Supervision for Work at Height

  • Provide immediate supervision for the work activity. This is to ensure that the FPP is in place and the SWP strictly adhered to. Supervision will also allow for immediate intervention to address workers’ at-risk behaviour, if any.

Risk Assessment

Conduct a thorough Risk Assessment (RA) for all work activities to manage any foreseeable risk that may arise during work at height. The RA should cover but not limited to the following areas:

Confined Space Identification

  • The hatch cover of the cargo hold was closed at the time of accident and the cargo hold may be considered a confined space, in which case the Workplace Safety and Health (Confined Spaces) Regulations 2009 applies. No entry into or work in a confined space without evaluation and confined space entry permit should be allowed under any circumstance.
  • Should the confined space contain other risks such as a fall from height risk, then the confined space entry permit may be approved only after the permit for hazardous work at height has been approved.

Worker Health Condition

  • Only workers who are fit for work, feeling well and not afraid of heights may be deployed in work situations involving hazardous work at height.

Near-Miss Reporting

  • Workers should be encouraged to inform their supervisors of any unsafe condition (e.g. an open edge) once it is detected.
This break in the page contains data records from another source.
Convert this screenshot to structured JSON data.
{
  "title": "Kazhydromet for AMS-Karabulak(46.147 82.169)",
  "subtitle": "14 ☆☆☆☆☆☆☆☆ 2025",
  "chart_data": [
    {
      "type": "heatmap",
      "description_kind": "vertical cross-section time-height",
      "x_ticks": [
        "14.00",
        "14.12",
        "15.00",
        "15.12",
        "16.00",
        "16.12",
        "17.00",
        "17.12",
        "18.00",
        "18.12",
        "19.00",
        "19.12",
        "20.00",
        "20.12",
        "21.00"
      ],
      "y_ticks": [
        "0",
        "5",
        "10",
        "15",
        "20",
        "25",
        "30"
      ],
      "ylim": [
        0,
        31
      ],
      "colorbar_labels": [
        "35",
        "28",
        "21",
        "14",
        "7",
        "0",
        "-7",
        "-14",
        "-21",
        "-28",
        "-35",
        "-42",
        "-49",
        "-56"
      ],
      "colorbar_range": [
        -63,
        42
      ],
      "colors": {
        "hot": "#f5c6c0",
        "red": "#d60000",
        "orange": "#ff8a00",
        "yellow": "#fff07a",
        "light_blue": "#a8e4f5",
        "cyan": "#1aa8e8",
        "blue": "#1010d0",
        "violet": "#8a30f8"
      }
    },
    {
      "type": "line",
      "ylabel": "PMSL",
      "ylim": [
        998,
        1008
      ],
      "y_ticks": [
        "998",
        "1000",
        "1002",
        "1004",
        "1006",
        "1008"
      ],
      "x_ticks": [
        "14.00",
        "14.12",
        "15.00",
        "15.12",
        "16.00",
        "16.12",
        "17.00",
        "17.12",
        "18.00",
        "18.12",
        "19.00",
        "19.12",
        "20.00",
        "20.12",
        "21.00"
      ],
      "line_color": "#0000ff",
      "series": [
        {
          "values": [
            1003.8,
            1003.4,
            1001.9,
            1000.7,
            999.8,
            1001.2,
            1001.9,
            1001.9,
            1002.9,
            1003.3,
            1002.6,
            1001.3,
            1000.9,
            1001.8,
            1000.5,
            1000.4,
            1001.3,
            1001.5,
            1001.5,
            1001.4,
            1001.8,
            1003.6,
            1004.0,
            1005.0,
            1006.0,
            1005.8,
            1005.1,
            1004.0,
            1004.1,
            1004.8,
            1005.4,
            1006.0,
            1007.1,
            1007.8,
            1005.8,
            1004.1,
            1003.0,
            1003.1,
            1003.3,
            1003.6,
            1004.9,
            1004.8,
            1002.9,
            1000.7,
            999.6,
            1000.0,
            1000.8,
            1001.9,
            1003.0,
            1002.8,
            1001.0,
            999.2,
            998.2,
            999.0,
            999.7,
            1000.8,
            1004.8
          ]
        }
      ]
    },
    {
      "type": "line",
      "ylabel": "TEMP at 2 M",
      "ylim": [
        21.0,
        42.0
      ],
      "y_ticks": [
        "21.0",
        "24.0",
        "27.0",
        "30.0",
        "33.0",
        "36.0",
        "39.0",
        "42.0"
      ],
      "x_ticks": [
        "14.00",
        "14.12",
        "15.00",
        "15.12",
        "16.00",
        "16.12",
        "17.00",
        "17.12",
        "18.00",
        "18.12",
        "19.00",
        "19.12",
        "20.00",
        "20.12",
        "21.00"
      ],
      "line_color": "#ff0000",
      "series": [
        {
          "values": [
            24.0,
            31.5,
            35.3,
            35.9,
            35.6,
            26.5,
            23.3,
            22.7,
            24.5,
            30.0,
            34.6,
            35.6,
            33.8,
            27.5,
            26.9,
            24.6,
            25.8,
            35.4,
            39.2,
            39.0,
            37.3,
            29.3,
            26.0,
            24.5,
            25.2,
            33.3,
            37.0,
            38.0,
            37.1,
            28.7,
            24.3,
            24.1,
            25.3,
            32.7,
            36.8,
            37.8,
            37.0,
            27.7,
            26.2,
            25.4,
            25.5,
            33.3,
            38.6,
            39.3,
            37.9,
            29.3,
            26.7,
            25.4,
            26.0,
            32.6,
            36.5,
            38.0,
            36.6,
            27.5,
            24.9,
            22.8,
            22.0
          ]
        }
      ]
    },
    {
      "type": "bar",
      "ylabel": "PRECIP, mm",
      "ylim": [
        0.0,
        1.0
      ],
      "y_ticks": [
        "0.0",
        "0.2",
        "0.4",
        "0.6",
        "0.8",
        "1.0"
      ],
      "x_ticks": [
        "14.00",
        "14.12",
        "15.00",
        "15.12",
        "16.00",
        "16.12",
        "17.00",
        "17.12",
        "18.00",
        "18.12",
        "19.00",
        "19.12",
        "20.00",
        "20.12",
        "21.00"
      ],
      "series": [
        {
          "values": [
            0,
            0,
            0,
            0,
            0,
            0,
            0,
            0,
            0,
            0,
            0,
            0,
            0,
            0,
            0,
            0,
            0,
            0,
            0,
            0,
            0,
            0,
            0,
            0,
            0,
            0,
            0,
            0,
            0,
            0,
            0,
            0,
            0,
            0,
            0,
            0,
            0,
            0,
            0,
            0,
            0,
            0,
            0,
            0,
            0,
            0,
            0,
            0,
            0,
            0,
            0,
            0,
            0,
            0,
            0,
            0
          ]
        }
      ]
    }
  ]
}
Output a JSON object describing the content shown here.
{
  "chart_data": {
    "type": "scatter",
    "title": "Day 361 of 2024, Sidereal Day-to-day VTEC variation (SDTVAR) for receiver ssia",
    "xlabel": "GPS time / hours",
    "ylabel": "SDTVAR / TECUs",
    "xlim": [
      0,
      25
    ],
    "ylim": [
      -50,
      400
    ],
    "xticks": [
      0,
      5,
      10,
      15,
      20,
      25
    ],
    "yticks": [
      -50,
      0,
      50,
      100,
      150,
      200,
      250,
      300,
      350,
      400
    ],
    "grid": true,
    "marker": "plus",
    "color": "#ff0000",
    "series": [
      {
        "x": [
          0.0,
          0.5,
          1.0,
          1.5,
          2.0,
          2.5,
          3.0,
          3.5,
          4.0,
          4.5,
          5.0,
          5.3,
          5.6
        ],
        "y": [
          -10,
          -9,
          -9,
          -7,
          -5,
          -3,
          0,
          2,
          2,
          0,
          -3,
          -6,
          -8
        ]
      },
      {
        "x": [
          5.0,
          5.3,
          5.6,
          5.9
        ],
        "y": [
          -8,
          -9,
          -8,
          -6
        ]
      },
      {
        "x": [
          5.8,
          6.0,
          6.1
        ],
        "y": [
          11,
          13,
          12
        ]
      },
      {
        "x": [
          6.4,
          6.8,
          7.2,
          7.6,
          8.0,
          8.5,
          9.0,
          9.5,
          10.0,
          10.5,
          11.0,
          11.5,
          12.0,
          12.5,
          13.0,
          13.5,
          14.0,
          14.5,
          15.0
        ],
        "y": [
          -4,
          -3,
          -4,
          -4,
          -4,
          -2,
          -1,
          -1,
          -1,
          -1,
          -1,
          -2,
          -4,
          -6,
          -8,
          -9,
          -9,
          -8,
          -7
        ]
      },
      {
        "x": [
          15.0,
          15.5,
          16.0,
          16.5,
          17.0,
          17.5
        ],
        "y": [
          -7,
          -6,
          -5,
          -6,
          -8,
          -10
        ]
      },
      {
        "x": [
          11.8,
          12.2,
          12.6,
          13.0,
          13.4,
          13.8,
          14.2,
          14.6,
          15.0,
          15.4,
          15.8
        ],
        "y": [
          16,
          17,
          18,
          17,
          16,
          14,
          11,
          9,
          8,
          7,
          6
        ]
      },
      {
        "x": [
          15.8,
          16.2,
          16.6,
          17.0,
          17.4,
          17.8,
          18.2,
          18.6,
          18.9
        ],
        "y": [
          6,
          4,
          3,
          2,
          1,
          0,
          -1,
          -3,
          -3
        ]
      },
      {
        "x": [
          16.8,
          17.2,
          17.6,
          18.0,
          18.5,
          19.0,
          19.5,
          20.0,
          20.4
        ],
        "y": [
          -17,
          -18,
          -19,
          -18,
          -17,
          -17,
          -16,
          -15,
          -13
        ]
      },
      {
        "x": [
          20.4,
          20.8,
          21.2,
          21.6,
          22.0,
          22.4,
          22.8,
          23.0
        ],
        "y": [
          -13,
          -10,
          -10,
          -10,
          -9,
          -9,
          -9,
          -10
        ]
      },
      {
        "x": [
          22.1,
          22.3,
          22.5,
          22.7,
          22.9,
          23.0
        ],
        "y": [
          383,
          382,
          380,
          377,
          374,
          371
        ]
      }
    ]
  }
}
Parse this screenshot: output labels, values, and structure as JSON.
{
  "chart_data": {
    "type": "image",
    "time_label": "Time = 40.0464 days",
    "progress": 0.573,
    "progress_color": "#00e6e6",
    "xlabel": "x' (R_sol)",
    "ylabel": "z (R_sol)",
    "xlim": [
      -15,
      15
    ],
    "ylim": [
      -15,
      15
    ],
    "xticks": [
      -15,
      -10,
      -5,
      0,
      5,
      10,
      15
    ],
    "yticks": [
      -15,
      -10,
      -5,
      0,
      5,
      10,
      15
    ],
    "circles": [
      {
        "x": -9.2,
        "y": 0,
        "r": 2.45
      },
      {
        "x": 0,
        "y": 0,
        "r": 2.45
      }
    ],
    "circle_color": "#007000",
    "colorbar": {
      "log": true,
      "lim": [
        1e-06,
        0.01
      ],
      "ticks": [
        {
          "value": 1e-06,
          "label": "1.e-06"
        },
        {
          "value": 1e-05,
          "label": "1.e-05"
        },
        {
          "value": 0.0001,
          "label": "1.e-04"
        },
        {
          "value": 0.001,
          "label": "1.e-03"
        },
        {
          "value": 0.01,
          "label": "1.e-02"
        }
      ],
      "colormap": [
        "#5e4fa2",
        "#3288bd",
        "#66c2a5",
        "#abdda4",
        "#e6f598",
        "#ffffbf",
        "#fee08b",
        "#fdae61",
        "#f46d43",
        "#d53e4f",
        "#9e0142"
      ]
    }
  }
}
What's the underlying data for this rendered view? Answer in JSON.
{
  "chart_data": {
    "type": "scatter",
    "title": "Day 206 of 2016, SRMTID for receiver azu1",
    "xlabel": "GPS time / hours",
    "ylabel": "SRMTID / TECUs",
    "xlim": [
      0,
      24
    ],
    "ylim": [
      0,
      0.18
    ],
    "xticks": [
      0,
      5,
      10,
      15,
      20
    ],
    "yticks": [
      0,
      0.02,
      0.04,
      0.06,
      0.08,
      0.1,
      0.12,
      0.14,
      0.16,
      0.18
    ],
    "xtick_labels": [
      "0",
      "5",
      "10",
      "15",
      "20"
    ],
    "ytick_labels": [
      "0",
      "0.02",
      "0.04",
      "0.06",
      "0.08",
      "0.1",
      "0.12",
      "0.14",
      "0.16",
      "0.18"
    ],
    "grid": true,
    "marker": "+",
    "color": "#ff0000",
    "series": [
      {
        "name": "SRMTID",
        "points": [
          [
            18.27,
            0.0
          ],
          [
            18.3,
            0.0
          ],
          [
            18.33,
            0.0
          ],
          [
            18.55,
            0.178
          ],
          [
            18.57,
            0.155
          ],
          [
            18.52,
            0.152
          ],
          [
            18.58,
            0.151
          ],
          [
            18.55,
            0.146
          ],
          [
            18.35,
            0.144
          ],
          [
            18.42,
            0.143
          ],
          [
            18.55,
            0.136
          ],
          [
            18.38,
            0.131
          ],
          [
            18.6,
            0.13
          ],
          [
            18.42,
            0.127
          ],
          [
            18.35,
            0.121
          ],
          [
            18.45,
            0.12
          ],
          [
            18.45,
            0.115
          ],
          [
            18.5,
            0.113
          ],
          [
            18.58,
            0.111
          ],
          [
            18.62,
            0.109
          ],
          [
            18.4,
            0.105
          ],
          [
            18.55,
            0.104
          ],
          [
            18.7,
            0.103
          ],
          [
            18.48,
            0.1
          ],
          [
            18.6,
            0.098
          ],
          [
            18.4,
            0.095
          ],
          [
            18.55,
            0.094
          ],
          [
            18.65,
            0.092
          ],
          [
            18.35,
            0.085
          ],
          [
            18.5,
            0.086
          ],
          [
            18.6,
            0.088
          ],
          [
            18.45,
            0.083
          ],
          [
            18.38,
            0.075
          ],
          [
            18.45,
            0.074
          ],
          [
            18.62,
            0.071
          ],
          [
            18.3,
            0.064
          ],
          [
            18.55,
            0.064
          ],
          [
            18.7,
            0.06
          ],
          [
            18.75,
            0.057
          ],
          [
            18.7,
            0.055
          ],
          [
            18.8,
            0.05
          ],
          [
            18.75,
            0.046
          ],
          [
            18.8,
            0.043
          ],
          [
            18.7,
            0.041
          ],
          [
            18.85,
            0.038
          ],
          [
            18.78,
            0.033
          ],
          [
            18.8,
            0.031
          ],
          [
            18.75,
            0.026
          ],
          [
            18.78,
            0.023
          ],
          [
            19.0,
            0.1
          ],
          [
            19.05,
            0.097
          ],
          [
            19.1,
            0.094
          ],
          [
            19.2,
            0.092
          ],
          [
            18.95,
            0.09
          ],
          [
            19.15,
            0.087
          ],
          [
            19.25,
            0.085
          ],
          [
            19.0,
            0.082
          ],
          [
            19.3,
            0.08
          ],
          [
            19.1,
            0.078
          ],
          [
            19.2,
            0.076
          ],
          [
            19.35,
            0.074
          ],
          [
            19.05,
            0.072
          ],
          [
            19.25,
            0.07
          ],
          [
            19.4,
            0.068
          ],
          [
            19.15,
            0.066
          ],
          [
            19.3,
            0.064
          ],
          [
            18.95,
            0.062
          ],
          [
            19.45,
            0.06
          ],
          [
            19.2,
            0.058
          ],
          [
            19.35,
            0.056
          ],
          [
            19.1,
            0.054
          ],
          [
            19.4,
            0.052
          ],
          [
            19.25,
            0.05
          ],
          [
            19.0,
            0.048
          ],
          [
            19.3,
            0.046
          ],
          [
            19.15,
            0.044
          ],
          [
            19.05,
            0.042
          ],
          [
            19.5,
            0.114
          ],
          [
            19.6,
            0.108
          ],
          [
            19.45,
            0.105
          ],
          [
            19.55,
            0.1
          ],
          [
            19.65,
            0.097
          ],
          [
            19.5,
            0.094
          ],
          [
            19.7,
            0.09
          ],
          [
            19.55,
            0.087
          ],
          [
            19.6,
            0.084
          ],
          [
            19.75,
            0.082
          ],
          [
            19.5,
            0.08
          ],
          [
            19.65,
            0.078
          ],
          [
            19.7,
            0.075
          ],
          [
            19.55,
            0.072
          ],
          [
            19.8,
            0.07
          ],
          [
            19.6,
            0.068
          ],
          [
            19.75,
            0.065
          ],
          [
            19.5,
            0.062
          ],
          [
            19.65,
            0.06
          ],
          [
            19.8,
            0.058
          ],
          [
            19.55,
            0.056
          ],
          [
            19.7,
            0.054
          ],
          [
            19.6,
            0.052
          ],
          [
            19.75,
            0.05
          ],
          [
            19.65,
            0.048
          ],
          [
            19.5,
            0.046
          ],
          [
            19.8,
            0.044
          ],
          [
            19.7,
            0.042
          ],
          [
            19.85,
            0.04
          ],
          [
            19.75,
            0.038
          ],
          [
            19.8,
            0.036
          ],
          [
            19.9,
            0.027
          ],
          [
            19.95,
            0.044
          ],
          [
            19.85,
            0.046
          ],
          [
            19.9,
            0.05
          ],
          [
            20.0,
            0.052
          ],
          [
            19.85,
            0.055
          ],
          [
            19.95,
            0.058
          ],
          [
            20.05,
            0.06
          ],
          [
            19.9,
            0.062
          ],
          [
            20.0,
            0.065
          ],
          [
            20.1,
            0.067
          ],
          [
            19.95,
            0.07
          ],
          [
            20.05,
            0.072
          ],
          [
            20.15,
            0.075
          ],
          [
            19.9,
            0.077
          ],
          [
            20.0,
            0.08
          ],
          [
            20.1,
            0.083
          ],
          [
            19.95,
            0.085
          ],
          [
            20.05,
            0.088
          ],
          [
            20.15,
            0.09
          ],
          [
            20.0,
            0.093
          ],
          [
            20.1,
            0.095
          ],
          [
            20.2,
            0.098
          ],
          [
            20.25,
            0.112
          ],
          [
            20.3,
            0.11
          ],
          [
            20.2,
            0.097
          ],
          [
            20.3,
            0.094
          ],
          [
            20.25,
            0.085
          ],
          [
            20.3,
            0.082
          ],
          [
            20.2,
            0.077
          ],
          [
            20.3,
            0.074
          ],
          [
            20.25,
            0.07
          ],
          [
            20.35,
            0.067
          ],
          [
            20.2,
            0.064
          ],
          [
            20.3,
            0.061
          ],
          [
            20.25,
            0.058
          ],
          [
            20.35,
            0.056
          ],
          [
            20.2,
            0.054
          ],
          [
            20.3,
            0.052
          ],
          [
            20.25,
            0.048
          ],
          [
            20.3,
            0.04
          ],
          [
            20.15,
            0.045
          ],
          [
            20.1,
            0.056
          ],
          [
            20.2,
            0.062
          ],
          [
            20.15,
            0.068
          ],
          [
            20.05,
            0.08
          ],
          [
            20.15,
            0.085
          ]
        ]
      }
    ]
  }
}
This is to allow the necessary risk controls to be implemented before an accident happens.

Further Information

  1. Workplace Safety and Health Act
  2. Workplace Safety and Health (Risk Management) Regulations
  3. Workplace Safety and Health (Shipbuilding and Ship-Repairing) Regulations 2008
  4. Workplace Safety and Health (Work at Heights) Regulations 2013
  5. Workplace Safety and Health (Confined Spaces) Regulations 2009
  6. Workplace Safety and Health (General Provisions) Regulations
  7. Code of Practice on Workplace Safety and Health Risk Management
  8. Code of Practice for Working Safely at Heights
  9. SS 531: Code of Practice for Lighting of Work Places – Part 1: Indoor
  10. SS 568: Code of Practice for Confined Spaces
  11. WSH Guidelines on Anchorage, Lifelines and Temporary Edge Protection Systems
  12. WSH Guidelines on Personal Protective Equipment for Work at Heights
  13. Technical Advisory on Working Safely in Confined Spaces
  14. WSH Guide on Behavioural Observation and Intervention
  15. WSH Guide on Near Miss Reporting
  16. WSH Council’s Work at Heights Toolkit for Supervisors
  17. WSH Council’s Case Studies on Accidents Involving Work at Heights
  18. 6 Basic Workplace Safety and Health (WSH) Rules for Work at Heights
  19. WSH Council’s Activity Based Checklist for Working Safely on Heights

Information on the accident is based on preliminary investigations by the Ministry of Manpower as at 27 December 2019. This may be subject to change as investigations are still on-going. Please note that the recommendations provided here are not exhaustive and they are meant to enhance workplace safety and health so that a recurrence may be prevented. The information and recommendations provided are not to be construed as implying any liability on any party nor should it be taken to encapsulate all the responsibilities and obligations under the law.